Bioindicators, Monitoring, and Management Using Mediterranean Seagrasses: What Have We Learned from the Implementation of the EU Water Framework Directive?

Romero, JavierAlcoverro, TeresaRoca, GuillemPérez, Marta.  The Handbook of Environmental Chemistry 43 : 161-182 (2016) DIGITAL.CSIC

Seagrasses are flowering plants that inhabit coastal and transitional waters. They colonize sedimentary seabeds (and to a lesser extent rocky substrates) and present unique adaptations to the marine environment. Seagrasses are especially sensitive to environmental deterioration and live in a world that is particularly threatened by human activity. The response of the plants and their associated communities to disturbances is relatively well known. This has facilitated the development of a large number of seagrass bioindicators based on biochemical, physiological, morphological, structural, demographic, and community measures, especially after the deployment of the EU Water Framework Directive (WFD) and to a lesser extent the implementation of the Marine Strategy Framework Directive.
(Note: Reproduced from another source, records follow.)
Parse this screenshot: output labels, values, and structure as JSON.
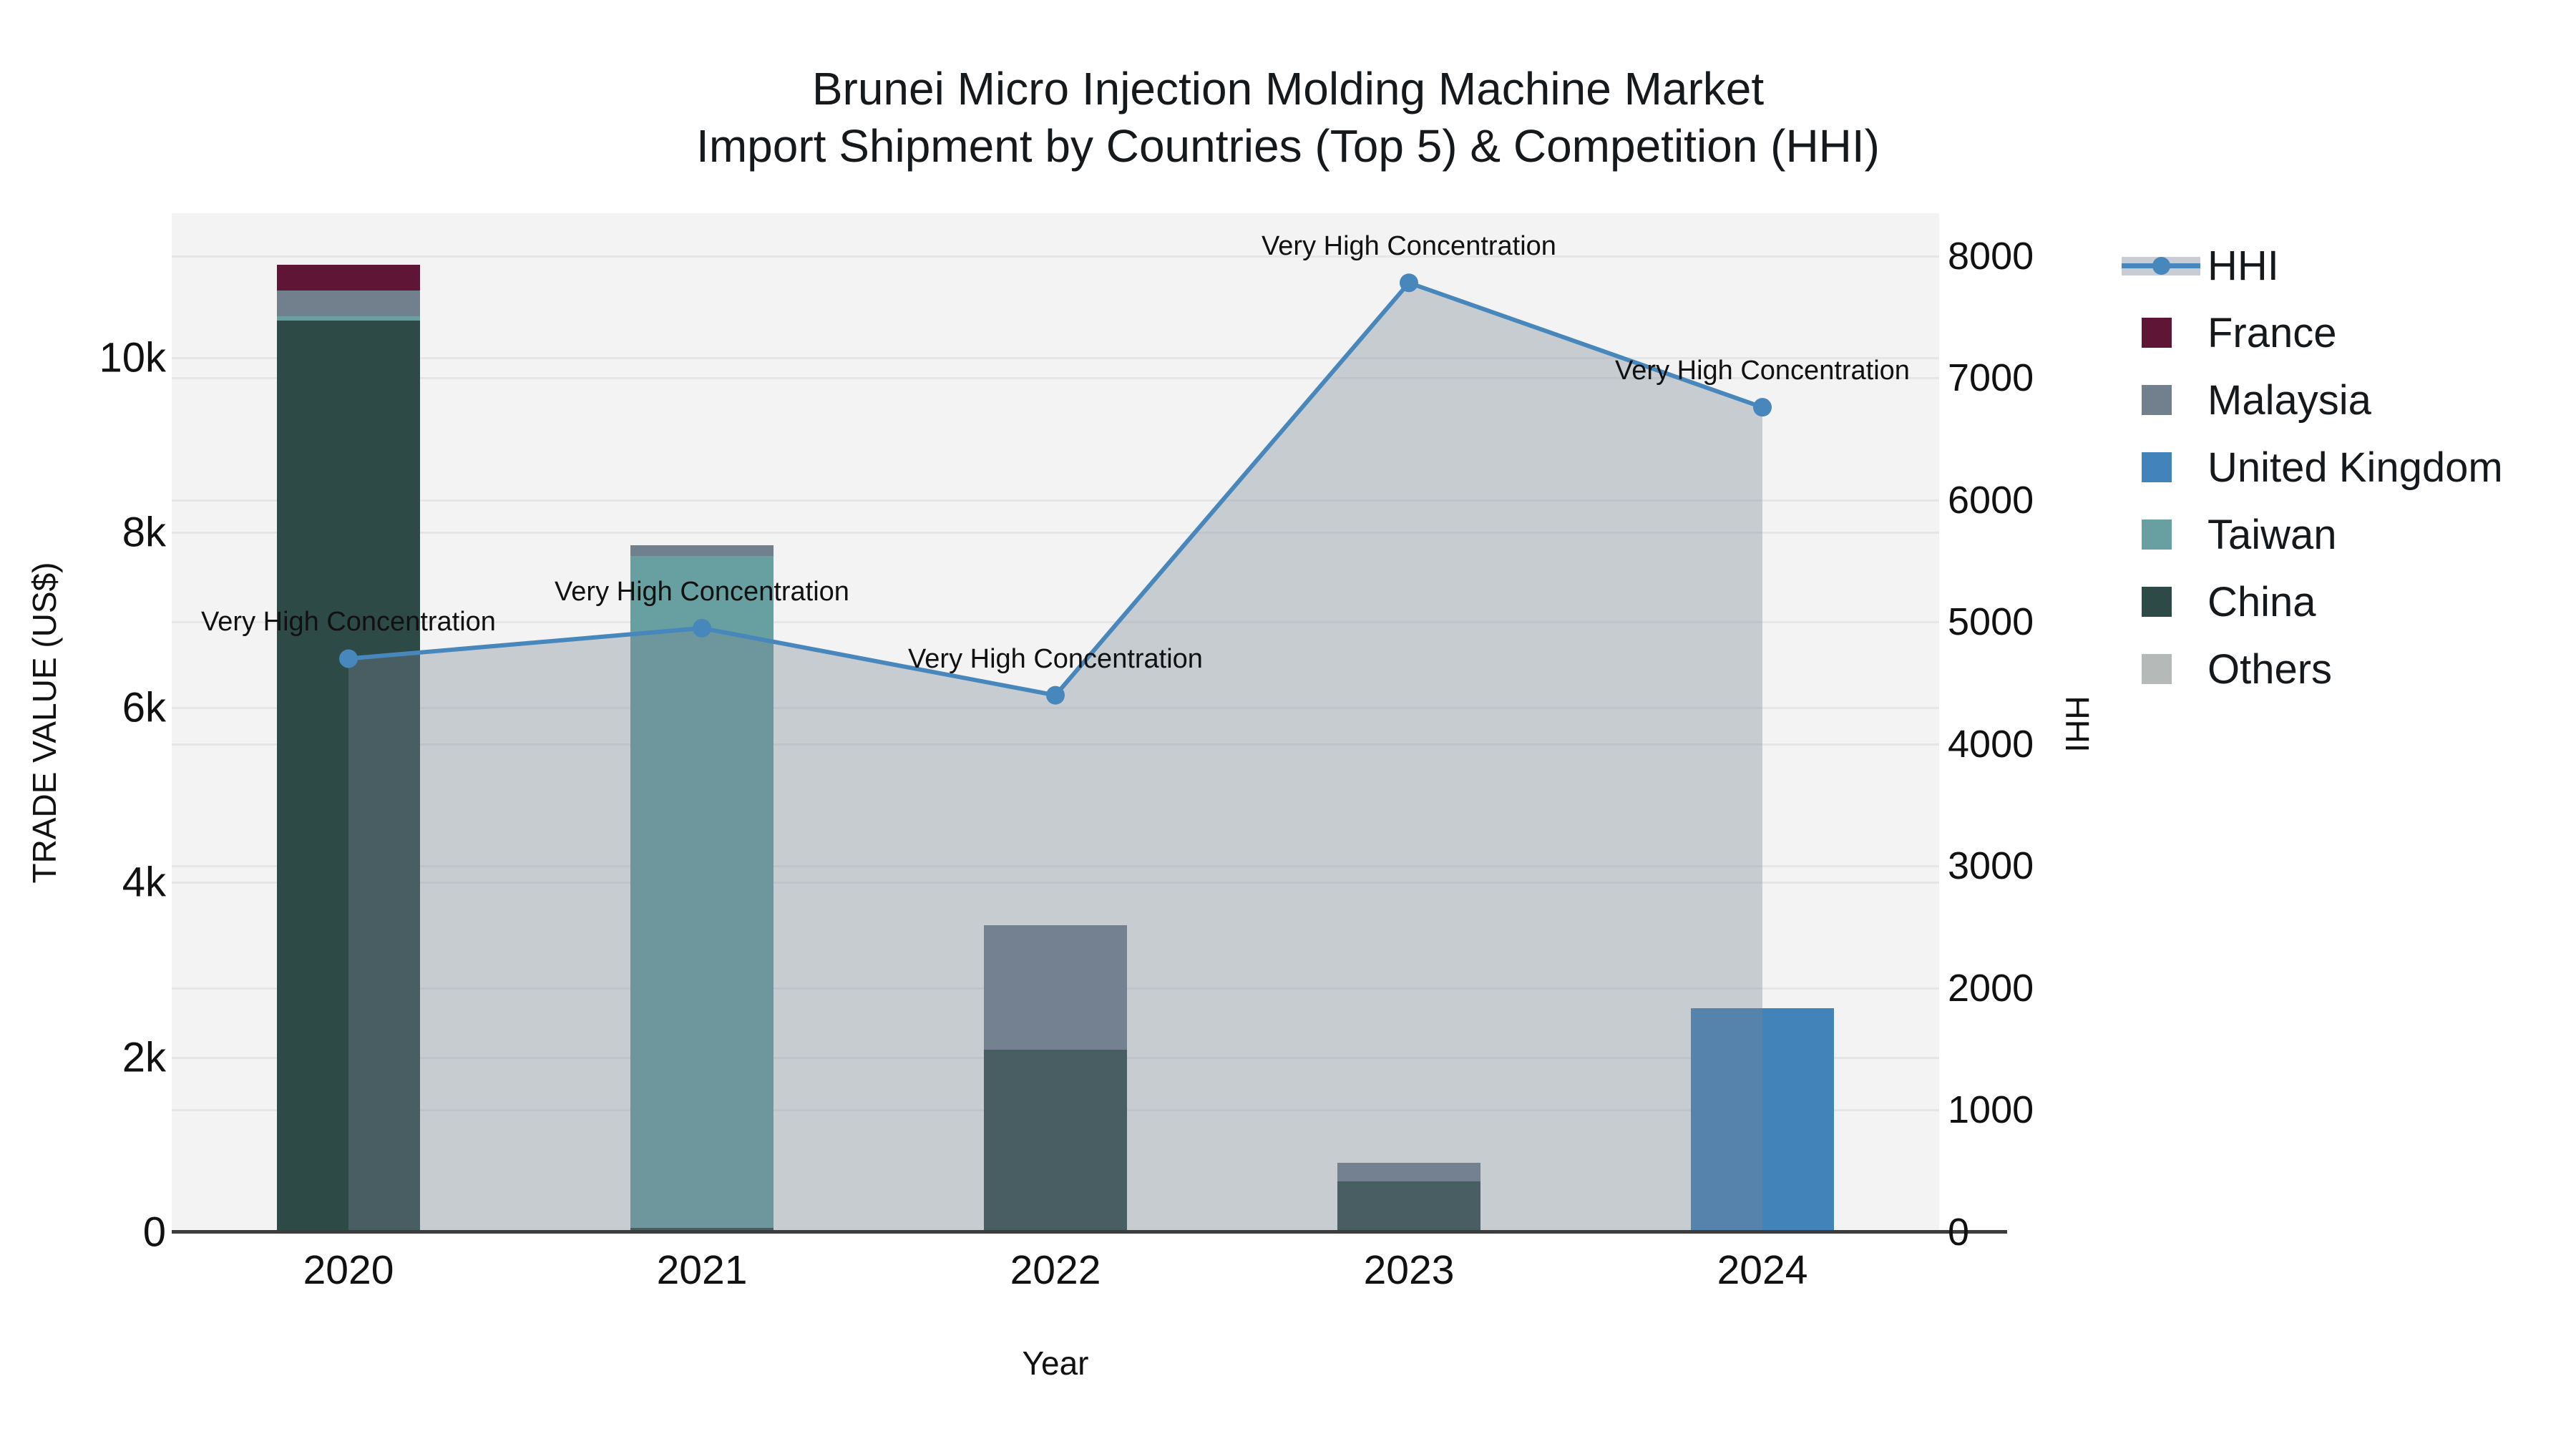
{
  "title": {
    "line1": "Brunei Micro Injection Molding Machine Market",
    "line2": "Import Shipment by Countries (Top 5) & Competition (HHI)"
  },
  "axes": {
    "x": {
      "title": "Year"
    },
    "y_left": {
      "title": "TRADE VALUE (US$)"
    },
    "y_right": {
      "title": "HHI"
    }
  },
  "legend": {
    "items": [
      {
        "label": "HHI",
        "type": "line",
        "color": "#4787BC",
        "band": "#C8CDD5"
      },
      {
        "label": "France",
        "type": "swatch",
        "color": "#5F1536"
      },
      {
        "label": "Malaysia",
        "type": "swatch",
        "color": "#72808E"
      },
      {
        "label": "United Kingdom",
        "type": "swatch",
        "color": "#4283B9"
      },
      {
        "label": "Taiwan",
        "type": "swatch",
        "color": "#68A0A1"
      },
      {
        "label": "China",
        "type": "swatch",
        "color": "#2E4A47"
      },
      {
        "label": "Others",
        "type": "swatch",
        "color": "#B5B9B8"
      }
    ]
  },
  "chart_data": {
    "type": "combo-stacked-bar-line",
    "categories": [
      "2020",
      "2021",
      "2022",
      "2023",
      "2024"
    ],
    "series": [
      {
        "name": "China",
        "color": "#2E4A47",
        "values": [
          10420,
          50,
          2090,
          580,
          0
        ]
      },
      {
        "name": "Taiwan",
        "color": "#68A0A1",
        "values": [
          50,
          7680,
          0,
          0,
          0
        ]
      },
      {
        "name": "United Kingdom",
        "color": "#4283B9",
        "values": [
          0,
          0,
          0,
          0,
          2560
        ]
      },
      {
        "name": "Malaysia",
        "color": "#72808E",
        "values": [
          300,
          120,
          1420,
          210,
          0
        ]
      },
      {
        "name": "France",
        "color": "#5F1536",
        "values": [
          290,
          0,
          0,
          0,
          0
        ]
      },
      {
        "name": "Others",
        "color": "#B5B9B8",
        "values": [
          0,
          0,
          0,
          0,
          0
        ]
      }
    ],
    "line": {
      "name": "HHI",
      "color": "#4787BC",
      "area_fill": "rgba(120,132,150,0.35)",
      "values": [
        4700,
        4950,
        4400,
        7780,
        6760
      ]
    },
    "annotations": [
      "Very High Concentration",
      "Very High Concentration",
      "Very High Concentration",
      "Very High Concentration",
      "Very High Concentration"
    ],
    "y_left": {
      "range": [
        0,
        11650
      ],
      "ticks": [
        {
          "label": "0",
          "value": 0
        },
        {
          "label": "2k",
          "value": 2000
        },
        {
          "label": "4k",
          "value": 4000
        },
        {
          "label": "6k",
          "value": 6000
        },
        {
          "label": "8k",
          "value": 8000
        },
        {
          "label": "10k",
          "value": 10000
        }
      ]
    },
    "y_right": {
      "range": [
        0,
        8350
      ],
      "ticks": [
        {
          "label": "0",
          "value": 0
        },
        {
          "label": "1000",
          "value": 1000
        },
        {
          "label": "2000",
          "value": 2000
        },
        {
          "label": "3000",
          "value": 3000
        },
        {
          "label": "4000",
          "value": 4000
        },
        {
          "label": "5000",
          "value": 5000
        },
        {
          "label": "6000",
          "value": 6000
        },
        {
          "label": "7000",
          "value": 7000
        },
        {
          "label": "8000",
          "value": 8000
        }
      ]
    },
    "grid": true,
    "legend_position": "right",
    "xlabel": "Year",
    "ylabel_left": "TRADE VALUE (US$)",
    "ylabel_right": "HHI"
  }
}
Bioindicators are at the interface between science and policy. In order for their use by managers for different purposes (monitoring, water quality assessment, long-term changes, etc.) to be robust and consistent, a clear definition of management goals is needed. The development of bioindicators must also be based on careful evaluation together with rigorous and transparent selection processes to ensure their scientific credibility. Here, we present bioindicator indices based on seagrasses that were developed with the context of the implementation of the WFD in Catalonia, NE Spain, to assess the ecological status of coastal and transitional water bodies. Ecological status includes aspects concerning both the quality of the biological community and the hydrological and chemical characteristics of the environment. For this reason, and to develop a WFD-compliant system for ecological status assessment based on Mediterranean seagrasses, we used multivariate techniques to combine different bioindicators, gathered from different levels within the biological organization, into single biotic indices (POMI and CYMOX, based on the species Posidonia oceanica and Cymodocea nodosa, respectively). We report how this was achieved and how the robustness and reliability of those indices were assessed through correlation with human pressures, uncertainty analysis, and intercalibration. Finally, besides their applicability, we discuss their shortcomings and what we, as seagrass biologists, have learned overall from responding to the challenges posed by the WFD and specifically by the part dealing with seagrasses.